Mesela: Bir elma kendi vücudunu sadece birkaç şekilde gösterir. Filan yerin elması, filan büyüklükte olur, filan renklidir... gibi. Fakat yaratıcısına bakıldığında o elma üzerinde öncelikle "Hayy" isminin tecellisi görünür, elmaya hayat vermiştir. Sonra "Rezzak" isminin tecellisi görünür, elmayı rızık olarak yaratmıştır. Sonra "Latif" isminin tecellisi görünür, elmayı en latif ve hoş bir surette yaratmıştır. Sonra "Kerim" isminin tecellisi görünür, elmayı mahlukatına ikram etmiştir. Sonra "Mün'im" isminin tecellisi görünür, elmayı nimet olarak yaratmıştır. Sonra "Hakîm" isminin tecellisi görünür, elmayı sayısız hikmetlerle yaratmıştır. Mana-yı harfi yönüyle bakıldığı zaman her şey değer kazanıyor. Yoksa elmanın değeri sadece verdiği lezzet ölçüsünde kalırdı. Aynen öyle de insan ve bütün mahlukat ve kainat ancak mana-yı harfi ile değer kazanır. Yoksa insan, kısacık bir ömürde, hayvanatın en acizi ve zaifi ve hüzünlüsü ve gamlısı ve kederlisi olarak perişan bir hayat geçiriyor. Fakat mana-yı harfi ile bakıldığı zaman Allah (CC)'ın bütün isim ve sıfatlarıın tecellisine mazhar, kainat denilen sarayında en şerefli mahluku, en izzetli mahluku, saadet-i ebediyeye mazhar en sevgili habibi... ve sayamayacağımız nice güzel ve hoş manalar içinde bir hayat geçirir. Her mahlukut Mucidine ve Sanatkarına bakan yüzlerce yönü vardır. Bir eşyanın sanatkara ve mucidine bakan yönüne mana-yı harfi diyoruz.

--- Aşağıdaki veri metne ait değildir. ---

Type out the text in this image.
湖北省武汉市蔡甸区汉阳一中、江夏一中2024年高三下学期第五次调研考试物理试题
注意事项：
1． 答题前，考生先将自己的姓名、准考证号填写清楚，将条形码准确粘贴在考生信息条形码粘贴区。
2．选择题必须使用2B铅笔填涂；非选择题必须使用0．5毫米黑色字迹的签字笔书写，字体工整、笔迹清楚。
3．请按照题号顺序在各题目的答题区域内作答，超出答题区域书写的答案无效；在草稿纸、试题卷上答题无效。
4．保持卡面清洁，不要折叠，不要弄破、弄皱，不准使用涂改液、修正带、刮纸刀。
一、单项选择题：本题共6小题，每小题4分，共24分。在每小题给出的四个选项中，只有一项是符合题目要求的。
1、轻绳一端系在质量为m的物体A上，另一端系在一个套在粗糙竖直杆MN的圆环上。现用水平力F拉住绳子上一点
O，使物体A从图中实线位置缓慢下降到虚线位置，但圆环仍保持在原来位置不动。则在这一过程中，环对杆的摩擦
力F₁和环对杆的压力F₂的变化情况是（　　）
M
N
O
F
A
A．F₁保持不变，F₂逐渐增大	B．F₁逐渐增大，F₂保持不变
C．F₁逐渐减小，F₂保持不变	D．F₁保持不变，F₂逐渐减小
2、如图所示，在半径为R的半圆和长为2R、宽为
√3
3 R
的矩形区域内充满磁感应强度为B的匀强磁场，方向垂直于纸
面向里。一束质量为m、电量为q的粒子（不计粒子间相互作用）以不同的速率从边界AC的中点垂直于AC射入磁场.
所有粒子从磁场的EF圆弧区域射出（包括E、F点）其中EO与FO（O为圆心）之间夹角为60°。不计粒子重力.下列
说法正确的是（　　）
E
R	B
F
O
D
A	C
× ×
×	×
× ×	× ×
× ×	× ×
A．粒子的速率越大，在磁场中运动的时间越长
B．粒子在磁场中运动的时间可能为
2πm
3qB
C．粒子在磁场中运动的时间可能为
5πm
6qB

Mana-yı İsmi: Mahlukata ve kainata Allah namına ve Allah'ın sanat eseri olarak bakmamak manasına geliyor. Yani mahlukata kendileri hesabına bakmaktır.

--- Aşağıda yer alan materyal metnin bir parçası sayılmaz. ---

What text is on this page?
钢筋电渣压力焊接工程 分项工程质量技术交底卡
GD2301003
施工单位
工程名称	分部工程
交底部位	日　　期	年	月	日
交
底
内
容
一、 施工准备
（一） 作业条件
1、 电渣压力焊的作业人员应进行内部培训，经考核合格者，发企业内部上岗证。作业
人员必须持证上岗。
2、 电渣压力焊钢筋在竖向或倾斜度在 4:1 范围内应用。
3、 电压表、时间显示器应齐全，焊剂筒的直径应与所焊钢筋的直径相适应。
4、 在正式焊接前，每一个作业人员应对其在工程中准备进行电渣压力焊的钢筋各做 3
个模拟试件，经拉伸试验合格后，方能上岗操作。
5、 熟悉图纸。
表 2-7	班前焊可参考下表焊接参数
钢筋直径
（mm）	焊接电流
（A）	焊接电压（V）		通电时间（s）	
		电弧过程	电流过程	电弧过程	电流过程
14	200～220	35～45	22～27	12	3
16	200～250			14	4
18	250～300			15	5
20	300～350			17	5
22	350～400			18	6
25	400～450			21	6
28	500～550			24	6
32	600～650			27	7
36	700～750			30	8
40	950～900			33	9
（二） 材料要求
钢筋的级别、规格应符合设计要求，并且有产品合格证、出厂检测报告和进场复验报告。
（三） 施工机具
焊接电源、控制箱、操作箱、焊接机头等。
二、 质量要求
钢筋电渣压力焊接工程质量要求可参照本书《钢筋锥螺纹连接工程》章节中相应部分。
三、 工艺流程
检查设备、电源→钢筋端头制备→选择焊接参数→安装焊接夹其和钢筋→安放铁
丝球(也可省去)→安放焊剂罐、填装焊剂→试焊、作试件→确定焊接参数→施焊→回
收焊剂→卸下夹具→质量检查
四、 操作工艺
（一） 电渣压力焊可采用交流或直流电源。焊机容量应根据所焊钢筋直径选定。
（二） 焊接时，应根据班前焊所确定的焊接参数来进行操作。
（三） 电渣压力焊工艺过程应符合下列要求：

Mesela bir kitaba bakıldığında katibini kabul etmemektir. Kitabı yazanı inkar etmektir. Bir elmaya bakıldığında yaratıcısını kabul etmemektir. Sanatkarla olan irtibatını koparmaktır. Rüzgara baktığımızda onu estireni kabul etmemektir. Kendi kendine estiğini farzetmektir. Yağmurun kendi kendine yağdığını kabul etmektir. Güneş kendi kendine doğuyor demektir. Dünya öylesine dönüyor demektir. Halbuki gayet iyi biliyoruz ki, sanatlı bir eser sanatkarı icap eder, fiil bir faili gerektirir. Kafirlerin ve ehl-i dalaletin kainata bakmaları hep mana-yı ismi yönüyledir. Onlar her zaman "ne kadar güzel" derler. Elbette ki güzellik varsa, bir güzelden geldiğini anlayamazlar. Nimetlendirmek varsa, bir Mün'imden geldiğini bilemezler. Hayatı varsa, Hayy olan birisinden geldiğini anlayamazlar. Gaflet yönüyle müslümanlar da bazen bu hataya düşüyorlar. Bunun sebebi ise tefekkür sistemimizin zayıf olmasındandır. Risale-i Nur'un bize kazandırdığı en büyük meziyetlerden birisi de fevkalade bir tefekkür melekesine sahip kılmasıdır. Bunun şükrünü asla ifade edemeyiz.